A Store Credit Card Opened the Day You Were in the Hospital

The account open date is the detail that breaks people. It’s a Tuesday in March, or a Monday in October, and when they look at their calendar from that year, they realize they were in a hospital bed, or a shelter, or somewhere so far from a retail checkout line that the timing is impossible to explain as coincidence.
Store cards are easy to open with a name, a Social Security number, and a date of birth. The credit limits are often low enough that the accounts stay off the radar for months, sometimes until a collections notice arrives at a parent’s address.
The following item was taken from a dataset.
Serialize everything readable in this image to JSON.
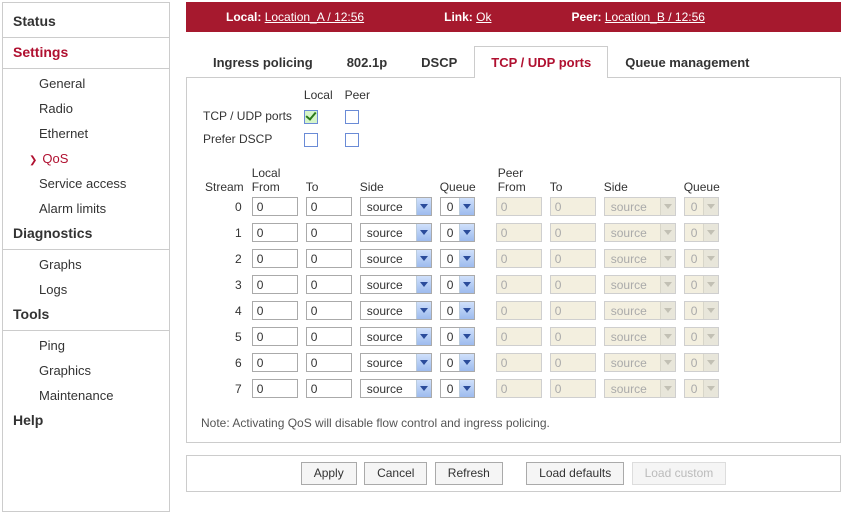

The Payday Loan That Rolled Over Sixteen Times Without You Knowing

Payday lenders are required to report to credit bureaus, but the reporting often lags by months. By the time the account surfaces on a credit pull, it has rolled over so many times that the original loan amount is unrecognizable buried under fees. Survivors find these accounts in collections, often from lenders operating under names they don’t recognize because the original lender sold the debt twice before it landed.
The abuser’s logic was simple. A $300 loan costs very little to open in someone else’s name. The rollover fees, sometimes exceeding the original principal within two months, become someone else’s problem entirely.